The saga of Bowles, for example, is a study in such frustration. Last year the White House asked Bowles (a former Clinton aide) and Alan Simpson (a Republican) to co-lead a bipartisan panel on fiscal reform. So, exactly 12 months ago, they duly produced a sensible plan, which envisaged that 75 percent of fiscal adjustment should be achieved with spending cuts, and the rest from revenue increases. (A ratio that is roughly in line with the current UK fiscal reform package, and most adjustment packages used in the west in recent decades.) The panel also warned that $ 4 trillion of adjustment would be needed over the next decade to merely stabilise the debt trajectory; without that, the problem gets dangerously worse.

But the White House never backed the plan, and subsequent efforts by the so-called “Gang of Six” senators were never sufficiently embraced by their colleagues to force action either. Another initiative was launched this autumn after the summer’s debt ceiling debacle, namely a bipartisan supercommittee. But this month it also gave up, failing to agree even its minimum target of $1.2 trillion in cuts amid deepening polarisation between Republicans and Democrats. Thus, while some pre-agreed tightening is slated to occur in early 2013, there is still no proactive, sensible long-term strategy.

So could business leaders now do any better? It is a tantalising question. This week Harvard Business School organised a high-level meeting of business leaders, trade union officials and academics to debate these challenges. These private discussions indicated that many CEOs strongly support Bowles’ ideas, not least because the meltdown in the euro zone has left them scarred – and scared that the current peace in the Treasuries market will not last.

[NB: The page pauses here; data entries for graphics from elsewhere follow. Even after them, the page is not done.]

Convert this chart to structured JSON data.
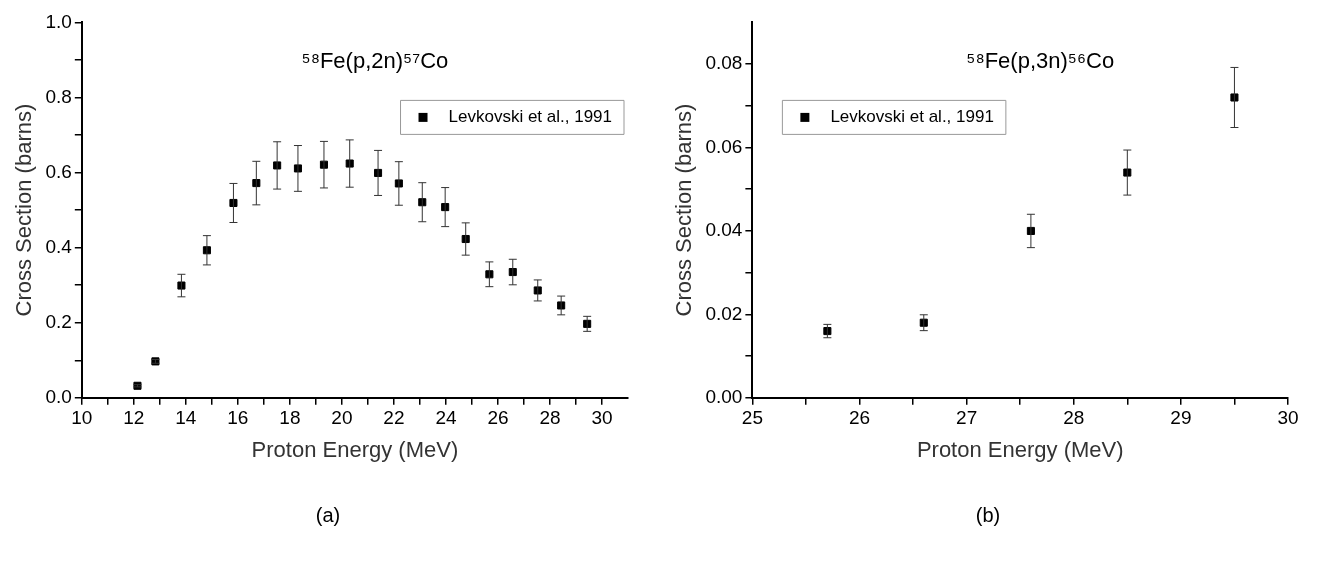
{
  "chart_data": [
    {
      "type": "scatter",
      "title": "⁵⁸Fe(p,2n)⁵⁷Co",
      "xlabel": "Proton Energy (MeV)",
      "ylabel": "Cross Section (barns)",
      "annotations": [
        "(a)"
      ],
      "xlim": [
        10,
        31
      ],
      "xticks": [
        10,
        {
          "value": 11,
          "label": null
        },
        12,
        {
          "value": 13,
          "label": null
        },
        14,
        {
          "value": 15,
          "label": null
        },
        16,
        {
          "value": 17,
          "label": null
        },
        18,
        {
          "value": 19,
          "label": null
        },
        20,
        {
          "value": 21,
          "label": null
        },
        22,
        {
          "value": 23,
          "label": null
        },
        24,
        {
          "value": 25,
          "label": null
        },
        26,
        {
          "value": 27,
          "label": null
        },
        28,
        {
          "value": 29,
          "label": null
        },
        30
      ],
      "ylim": [
        0,
        1
      ],
      "yticks": [
        {
          "value": 0,
          "label": "0.0"
        },
        {
          "value": 0.1,
          "label": null
        },
        0.2,
        {
          "value": 0.3,
          "label": null
        },
        0.4,
        {
          "value": 0.5,
          "label": null
        },
        0.6,
        {
          "value": 0.7,
          "label": null
        },
        0.8,
        {
          "value": 0.9,
          "label": null
        },
        {
          "value": 1,
          "label": "1.0"
        }
      ],
      "grid": false,
      "legend": "top right",
      "marker": "square",
      "series": [
        {
          "name": "Levkovski et al., 1991",
          "color": "#000000",
          "x": [
            12.14,
            12.83,
            13.83,
            14.81,
            15.83,
            16.71,
            17.51,
            18.31,
            19.31,
            20.3,
            21.39,
            22.19,
            23.09,
            23.97,
            24.76,
            25.67,
            26.57,
            27.53,
            28.43,
            29.43
          ],
          "values": [
            0.032,
            0.097,
            0.299,
            0.393,
            0.519,
            0.572,
            0.619,
            0.611,
            0.621,
            0.624,
            0.599,
            0.571,
            0.521,
            0.508,
            0.423,
            0.329,
            0.335,
            0.286,
            0.246,
            0.197
          ],
          "errors": [
            0.003,
            0.005,
            0.03,
            0.039,
            0.052,
            0.058,
            0.063,
            0.061,
            0.062,
            0.063,
            0.06,
            0.058,
            0.052,
            0.052,
            0.043,
            0.033,
            0.034,
            0.028,
            0.025,
            0.02
          ]
        }
      ]
    },
    {
      "type": "scatter",
      "title": "⁵⁸Fe(p,3n)⁵⁶Co",
      "xlabel": "Proton Energy (MeV)",
      "ylabel": "Cross Section (barns)",
      "annotations": [
        "(b)"
      ],
      "xlim": [
        25,
        30
      ],
      "xticks": [
        25,
        {
          "value": 25.5,
          "label": null
        },
        26,
        {
          "value": 26.5,
          "label": null
        },
        27,
        {
          "value": 27.5,
          "label": null
        },
        28,
        {
          "value": 28.5,
          "label": null
        },
        29,
        {
          "value": 29.5,
          "label": null
        },
        30
      ],
      "ylim": [
        0,
        0.09
      ],
      "yticks": [
        {
          "value": 0,
          "label": "0.00"
        },
        {
          "value": 0.01,
          "label": null
        },
        {
          "value": 0.02,
          "label": "0.02"
        },
        {
          "value": 0.03,
          "label": null
        },
        {
          "value": 0.04,
          "label": "0.04"
        },
        {
          "value": 0.05,
          "label": null
        },
        {
          "value": 0.06,
          "label": "0.06"
        },
        {
          "value": 0.07,
          "label": null
        },
        {
          "value": 0.08,
          "label": "0.08"
        }
      ],
      "grid": false,
      "legend": "top left",
      "marker": "square",
      "series": [
        {
          "name": "Levkovski et al., 1991",
          "color": "#000000",
          "x": [
            25.7,
            26.6,
            27.6,
            28.5,
            29.5
          ],
          "values": [
            0.016,
            0.018,
            0.04,
            0.054,
            0.072
          ],
          "errors": [
            0.0016,
            0.0019,
            0.004,
            0.0054,
            0.0072
          ]
        }
      ]
    }
  ]
}
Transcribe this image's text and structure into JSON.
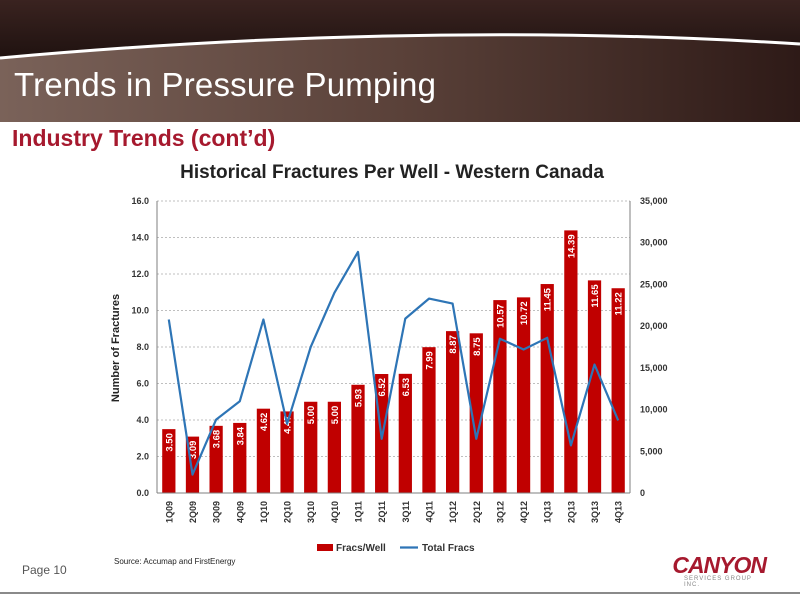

But the debates also revealed a fascinating, equally important cultural twist. Three decades ago, the heads of American companies generally felt “American”, and thus had “skin in the game” of national policy debates. Thus, when men such as Felix Rohatyn were organising a solution to the New York debt crisis in the 1970s, he garnered company support. But these days, “American” companies are global and have many senior non-American staff. Or as one CEO of a global group says: “I am an American – I personally root for the US. But a majority of my [senior staff] are not. So am I supposed to serve the US?” American companies might spend heavily to lobby special interests; but it is unclear whether they have similar incentive to change wider American policies. Faced with an economic mess, it might be easier for CEOs to shift operations out of the US instead.

Of course, that logic does not apply to all CEOs; at this week’s Harvard meeting, an array of business leaders produced policy ideas, on issues such as jobs. There was also strong support for Bowles’ “CEO fiscal commission”, with groups such as Aetna, Humana and Honeywell already on board, and other Wall Street figures likely to follow suit.

But amid this rhetoric, the key issue that investors should ask is where this frustration with politicians – or loss of faith in democracy – will eventually lead. Is it just a cyclical phenomena, of the sort seen before in American history? Could it fuel political populism, and a backlash against the rich? Or might we be seeing a swing towards technocratic leadership? (Step forward, perhaps, Michael Bloomberg.) The trajectory of government bonds markets is becoming evermore fascinating; and unnervingly unpredictable.